I’m sure you’ve heard it, because it’s still the rage.
he’s crazy like a fool – what about daddy cool?
Who’s Daddy Cool?
You tell me.
Is it you, in a cool cucumber moment, slow to respond to stimulus, devoid of anger, master of your situation in a kinda non-bossy, non-micro-managing (cool) way?
And what of Mr. Hyde’s Dr.
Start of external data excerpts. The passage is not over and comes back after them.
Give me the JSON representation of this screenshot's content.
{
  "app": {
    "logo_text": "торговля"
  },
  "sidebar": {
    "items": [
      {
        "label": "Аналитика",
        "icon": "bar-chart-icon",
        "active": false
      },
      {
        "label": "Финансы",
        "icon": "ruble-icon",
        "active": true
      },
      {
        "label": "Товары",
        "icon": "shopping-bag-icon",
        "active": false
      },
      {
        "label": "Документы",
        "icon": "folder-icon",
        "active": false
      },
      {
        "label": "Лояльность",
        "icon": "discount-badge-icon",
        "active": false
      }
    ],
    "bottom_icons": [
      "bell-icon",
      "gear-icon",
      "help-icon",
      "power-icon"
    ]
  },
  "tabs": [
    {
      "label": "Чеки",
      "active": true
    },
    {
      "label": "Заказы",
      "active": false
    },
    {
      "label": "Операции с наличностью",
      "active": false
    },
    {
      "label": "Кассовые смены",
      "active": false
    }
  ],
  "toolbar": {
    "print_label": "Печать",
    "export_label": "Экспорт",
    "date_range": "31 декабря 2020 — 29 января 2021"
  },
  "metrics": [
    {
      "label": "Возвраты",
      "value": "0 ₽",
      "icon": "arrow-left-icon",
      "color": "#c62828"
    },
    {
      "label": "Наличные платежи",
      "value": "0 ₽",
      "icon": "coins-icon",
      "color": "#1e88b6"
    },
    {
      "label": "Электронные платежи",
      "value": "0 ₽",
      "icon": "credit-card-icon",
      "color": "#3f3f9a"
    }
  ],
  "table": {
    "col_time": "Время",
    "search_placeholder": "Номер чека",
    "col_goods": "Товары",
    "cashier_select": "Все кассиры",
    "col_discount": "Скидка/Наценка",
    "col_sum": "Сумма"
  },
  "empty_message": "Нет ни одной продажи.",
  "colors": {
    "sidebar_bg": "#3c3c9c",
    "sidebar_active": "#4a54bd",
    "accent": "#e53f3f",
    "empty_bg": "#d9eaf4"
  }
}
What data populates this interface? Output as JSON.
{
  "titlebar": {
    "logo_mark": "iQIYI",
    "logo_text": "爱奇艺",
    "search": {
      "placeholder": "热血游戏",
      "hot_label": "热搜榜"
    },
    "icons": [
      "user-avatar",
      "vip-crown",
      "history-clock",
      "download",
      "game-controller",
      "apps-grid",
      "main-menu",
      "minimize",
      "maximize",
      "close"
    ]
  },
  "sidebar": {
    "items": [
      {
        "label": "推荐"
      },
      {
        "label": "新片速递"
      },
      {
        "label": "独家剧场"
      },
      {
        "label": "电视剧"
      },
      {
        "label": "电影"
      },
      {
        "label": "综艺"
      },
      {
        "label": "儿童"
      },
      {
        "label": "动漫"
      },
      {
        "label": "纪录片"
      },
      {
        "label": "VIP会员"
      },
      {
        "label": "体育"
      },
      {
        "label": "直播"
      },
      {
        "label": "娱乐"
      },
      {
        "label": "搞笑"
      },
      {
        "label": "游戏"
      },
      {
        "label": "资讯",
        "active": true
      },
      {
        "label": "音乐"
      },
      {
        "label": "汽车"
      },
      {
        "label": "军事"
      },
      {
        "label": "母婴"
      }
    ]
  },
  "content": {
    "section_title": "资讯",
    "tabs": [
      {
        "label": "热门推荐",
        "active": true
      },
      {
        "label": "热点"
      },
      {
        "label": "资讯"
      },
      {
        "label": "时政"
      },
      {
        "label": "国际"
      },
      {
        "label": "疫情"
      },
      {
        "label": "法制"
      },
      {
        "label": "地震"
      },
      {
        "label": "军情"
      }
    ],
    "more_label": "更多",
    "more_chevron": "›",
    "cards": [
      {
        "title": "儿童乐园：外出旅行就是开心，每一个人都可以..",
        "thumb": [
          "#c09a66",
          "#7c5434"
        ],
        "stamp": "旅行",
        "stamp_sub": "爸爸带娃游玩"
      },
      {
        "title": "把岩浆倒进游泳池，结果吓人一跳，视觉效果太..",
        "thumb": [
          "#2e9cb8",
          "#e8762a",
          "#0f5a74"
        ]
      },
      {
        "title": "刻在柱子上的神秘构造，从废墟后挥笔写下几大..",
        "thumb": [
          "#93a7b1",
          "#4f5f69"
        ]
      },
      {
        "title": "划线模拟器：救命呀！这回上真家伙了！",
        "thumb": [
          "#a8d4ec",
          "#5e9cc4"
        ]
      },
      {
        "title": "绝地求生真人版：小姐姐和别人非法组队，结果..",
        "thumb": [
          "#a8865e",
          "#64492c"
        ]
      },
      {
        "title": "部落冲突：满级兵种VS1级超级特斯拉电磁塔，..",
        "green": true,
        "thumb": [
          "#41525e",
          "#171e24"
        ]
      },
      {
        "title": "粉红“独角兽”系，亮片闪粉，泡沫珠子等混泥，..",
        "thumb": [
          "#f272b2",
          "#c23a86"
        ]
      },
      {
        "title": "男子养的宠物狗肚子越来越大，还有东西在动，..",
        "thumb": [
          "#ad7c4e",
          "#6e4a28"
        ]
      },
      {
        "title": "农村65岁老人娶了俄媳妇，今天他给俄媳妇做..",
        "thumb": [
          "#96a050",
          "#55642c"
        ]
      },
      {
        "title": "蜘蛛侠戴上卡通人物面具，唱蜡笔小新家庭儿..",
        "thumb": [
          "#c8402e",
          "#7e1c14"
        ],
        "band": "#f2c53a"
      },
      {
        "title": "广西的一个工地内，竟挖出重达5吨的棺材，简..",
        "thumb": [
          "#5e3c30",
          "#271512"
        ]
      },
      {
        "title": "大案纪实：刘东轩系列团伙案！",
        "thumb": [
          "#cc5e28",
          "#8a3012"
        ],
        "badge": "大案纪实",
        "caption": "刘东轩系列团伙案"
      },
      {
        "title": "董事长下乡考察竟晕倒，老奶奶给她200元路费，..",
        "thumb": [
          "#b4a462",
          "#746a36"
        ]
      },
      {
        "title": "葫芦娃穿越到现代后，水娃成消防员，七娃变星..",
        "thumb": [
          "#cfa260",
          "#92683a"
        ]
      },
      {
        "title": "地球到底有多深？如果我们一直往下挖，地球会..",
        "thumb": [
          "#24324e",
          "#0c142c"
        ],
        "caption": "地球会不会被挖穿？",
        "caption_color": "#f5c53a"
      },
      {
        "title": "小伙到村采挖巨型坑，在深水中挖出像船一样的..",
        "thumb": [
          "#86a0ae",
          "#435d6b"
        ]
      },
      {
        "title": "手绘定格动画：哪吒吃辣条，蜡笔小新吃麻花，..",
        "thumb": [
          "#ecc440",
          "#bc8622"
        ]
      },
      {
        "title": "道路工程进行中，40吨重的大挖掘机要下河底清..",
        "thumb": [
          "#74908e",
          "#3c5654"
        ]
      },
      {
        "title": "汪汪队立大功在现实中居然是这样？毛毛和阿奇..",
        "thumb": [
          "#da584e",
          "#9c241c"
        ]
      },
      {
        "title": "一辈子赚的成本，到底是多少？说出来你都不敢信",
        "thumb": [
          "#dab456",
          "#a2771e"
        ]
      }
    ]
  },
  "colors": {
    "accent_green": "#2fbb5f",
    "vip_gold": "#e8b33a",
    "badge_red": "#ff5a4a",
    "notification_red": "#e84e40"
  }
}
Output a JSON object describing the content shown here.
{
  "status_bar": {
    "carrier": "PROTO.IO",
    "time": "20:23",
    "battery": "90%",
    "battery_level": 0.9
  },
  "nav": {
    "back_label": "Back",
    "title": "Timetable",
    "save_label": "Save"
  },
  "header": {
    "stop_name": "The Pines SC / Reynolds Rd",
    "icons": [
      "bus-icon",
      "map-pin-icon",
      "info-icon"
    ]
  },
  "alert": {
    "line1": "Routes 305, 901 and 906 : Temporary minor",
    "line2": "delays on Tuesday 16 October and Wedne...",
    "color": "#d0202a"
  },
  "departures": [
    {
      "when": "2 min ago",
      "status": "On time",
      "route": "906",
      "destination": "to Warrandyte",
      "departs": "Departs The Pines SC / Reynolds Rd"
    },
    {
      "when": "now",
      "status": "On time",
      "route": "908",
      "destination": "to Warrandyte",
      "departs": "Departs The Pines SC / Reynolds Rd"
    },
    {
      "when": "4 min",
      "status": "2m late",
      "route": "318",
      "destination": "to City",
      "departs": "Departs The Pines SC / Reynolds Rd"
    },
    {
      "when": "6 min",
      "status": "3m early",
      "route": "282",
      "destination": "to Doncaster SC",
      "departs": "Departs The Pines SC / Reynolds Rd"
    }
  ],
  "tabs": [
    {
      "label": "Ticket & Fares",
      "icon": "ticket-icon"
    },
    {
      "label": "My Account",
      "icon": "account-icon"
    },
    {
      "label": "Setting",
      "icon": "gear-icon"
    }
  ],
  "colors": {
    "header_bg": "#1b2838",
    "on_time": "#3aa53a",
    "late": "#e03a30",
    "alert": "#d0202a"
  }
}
Jekyll nature?
We’re talking about your “like a fool” moment.
Just for your information, winning behaviour is often termed foolish by the crowd.
Contrarian investing is one such example.
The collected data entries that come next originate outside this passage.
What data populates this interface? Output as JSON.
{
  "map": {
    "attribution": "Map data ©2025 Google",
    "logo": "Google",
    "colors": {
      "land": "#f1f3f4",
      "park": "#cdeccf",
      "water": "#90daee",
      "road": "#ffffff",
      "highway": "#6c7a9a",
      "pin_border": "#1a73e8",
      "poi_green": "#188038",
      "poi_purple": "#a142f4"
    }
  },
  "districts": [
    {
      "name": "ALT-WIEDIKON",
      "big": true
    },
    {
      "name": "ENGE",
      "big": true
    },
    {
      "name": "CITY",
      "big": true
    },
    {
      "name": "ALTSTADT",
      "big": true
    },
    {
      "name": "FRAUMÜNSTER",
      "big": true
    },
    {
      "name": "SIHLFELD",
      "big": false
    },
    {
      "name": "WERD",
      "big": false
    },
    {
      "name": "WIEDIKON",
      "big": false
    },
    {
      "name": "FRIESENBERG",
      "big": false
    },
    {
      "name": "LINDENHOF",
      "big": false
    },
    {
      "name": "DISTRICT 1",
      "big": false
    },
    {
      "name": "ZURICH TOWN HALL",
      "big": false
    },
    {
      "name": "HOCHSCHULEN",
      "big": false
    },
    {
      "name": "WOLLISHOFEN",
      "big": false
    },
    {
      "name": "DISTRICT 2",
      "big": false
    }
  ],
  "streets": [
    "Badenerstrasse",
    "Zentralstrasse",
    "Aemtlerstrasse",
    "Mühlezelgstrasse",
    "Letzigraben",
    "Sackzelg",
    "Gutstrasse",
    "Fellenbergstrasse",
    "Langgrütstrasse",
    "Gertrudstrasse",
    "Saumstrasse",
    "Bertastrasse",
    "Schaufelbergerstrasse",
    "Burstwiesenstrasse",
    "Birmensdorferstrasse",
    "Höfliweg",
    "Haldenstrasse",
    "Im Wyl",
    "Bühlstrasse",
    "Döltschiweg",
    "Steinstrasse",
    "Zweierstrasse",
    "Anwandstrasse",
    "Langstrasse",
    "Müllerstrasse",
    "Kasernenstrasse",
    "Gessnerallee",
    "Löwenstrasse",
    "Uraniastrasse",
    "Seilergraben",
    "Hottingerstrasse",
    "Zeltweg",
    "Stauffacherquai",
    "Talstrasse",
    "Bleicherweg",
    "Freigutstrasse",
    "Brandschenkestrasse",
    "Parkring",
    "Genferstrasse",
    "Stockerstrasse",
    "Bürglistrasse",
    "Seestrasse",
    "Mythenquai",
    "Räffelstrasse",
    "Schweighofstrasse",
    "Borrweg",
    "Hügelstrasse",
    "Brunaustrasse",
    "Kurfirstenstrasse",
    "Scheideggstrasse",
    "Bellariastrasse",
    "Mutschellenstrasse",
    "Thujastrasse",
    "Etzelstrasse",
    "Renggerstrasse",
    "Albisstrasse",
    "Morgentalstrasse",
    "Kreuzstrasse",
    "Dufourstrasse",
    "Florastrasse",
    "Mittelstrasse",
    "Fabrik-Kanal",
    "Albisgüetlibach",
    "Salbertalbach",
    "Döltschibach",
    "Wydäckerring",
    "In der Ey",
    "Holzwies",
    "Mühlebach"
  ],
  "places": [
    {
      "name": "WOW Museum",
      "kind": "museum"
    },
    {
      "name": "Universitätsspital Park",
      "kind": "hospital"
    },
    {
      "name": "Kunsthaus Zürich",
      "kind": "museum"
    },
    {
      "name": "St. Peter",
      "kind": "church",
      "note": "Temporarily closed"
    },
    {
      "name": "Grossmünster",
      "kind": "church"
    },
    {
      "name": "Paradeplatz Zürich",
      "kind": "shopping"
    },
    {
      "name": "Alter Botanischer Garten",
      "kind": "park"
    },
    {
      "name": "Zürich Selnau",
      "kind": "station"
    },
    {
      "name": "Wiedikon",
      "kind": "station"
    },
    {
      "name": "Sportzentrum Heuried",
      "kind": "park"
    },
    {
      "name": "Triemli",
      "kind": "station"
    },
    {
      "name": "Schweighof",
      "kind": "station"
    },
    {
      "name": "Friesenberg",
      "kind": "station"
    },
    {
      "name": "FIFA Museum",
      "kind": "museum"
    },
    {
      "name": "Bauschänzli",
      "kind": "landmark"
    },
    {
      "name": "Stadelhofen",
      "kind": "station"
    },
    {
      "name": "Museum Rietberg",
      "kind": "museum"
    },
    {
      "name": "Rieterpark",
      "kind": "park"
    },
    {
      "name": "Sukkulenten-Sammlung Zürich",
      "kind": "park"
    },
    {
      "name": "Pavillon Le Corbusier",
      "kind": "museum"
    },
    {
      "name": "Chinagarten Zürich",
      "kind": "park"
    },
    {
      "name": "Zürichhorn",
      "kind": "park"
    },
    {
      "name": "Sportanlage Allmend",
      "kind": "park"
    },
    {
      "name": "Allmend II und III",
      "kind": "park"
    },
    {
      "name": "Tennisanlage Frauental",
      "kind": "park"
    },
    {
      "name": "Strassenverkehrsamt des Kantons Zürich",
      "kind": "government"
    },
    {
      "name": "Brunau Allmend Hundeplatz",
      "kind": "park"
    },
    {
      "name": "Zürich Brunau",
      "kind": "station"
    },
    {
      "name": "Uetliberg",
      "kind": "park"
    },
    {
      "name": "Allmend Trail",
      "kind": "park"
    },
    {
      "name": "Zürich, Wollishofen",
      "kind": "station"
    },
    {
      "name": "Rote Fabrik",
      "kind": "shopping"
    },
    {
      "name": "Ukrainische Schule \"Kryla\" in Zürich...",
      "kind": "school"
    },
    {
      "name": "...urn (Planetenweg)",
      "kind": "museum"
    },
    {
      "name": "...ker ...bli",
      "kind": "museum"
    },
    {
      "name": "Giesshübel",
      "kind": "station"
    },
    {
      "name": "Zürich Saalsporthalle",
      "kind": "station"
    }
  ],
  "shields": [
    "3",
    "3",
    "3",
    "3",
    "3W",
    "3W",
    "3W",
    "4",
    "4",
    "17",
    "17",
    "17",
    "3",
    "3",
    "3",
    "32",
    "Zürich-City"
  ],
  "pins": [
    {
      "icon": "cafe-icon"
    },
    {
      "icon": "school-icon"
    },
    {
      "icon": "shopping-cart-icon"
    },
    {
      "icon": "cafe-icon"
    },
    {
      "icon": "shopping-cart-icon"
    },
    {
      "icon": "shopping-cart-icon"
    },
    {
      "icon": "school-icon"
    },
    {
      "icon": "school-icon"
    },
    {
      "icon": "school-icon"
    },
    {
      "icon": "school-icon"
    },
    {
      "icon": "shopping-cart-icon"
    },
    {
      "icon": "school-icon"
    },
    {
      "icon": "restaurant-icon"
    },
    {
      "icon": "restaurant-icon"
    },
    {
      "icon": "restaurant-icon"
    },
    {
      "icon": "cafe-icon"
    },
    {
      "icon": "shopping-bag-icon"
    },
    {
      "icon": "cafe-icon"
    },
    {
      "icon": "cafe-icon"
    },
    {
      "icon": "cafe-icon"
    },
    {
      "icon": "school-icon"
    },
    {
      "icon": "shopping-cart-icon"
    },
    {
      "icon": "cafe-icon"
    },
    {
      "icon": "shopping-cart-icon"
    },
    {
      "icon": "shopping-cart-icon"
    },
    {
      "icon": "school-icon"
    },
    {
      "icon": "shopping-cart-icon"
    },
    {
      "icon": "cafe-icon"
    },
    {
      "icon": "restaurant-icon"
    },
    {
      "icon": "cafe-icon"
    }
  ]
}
Successful derivative trading is another.
To cap it, let’s not even talk about private equity in real-estate.
Did someone mention high-yield structured-debt?
There are many examples of “foolish” behaviour.
These same examples earn very well.
… how do we do it?
We maintain our cool.
We keep all basics going, as they are.
With a small portion of our surplus, we take calculated risks, in a controlled environment.
Sure, these risks will appear foolish to someone on the outside.
However, our controlled environment has installed riders for our safety.
A balance-sheet might be stressed, but not stressed enough for bankruptcy.
A lock-in might be ultra-short.
A stop-loss might be in place.
Collateral might be up to 4x.
There might be a highly reputed Trustee in between.
What have you.
Have your Daddy Cool fool-moments.
Take some calculated risks with small portions of your surplus.
These should give your portfolios an extra-boost.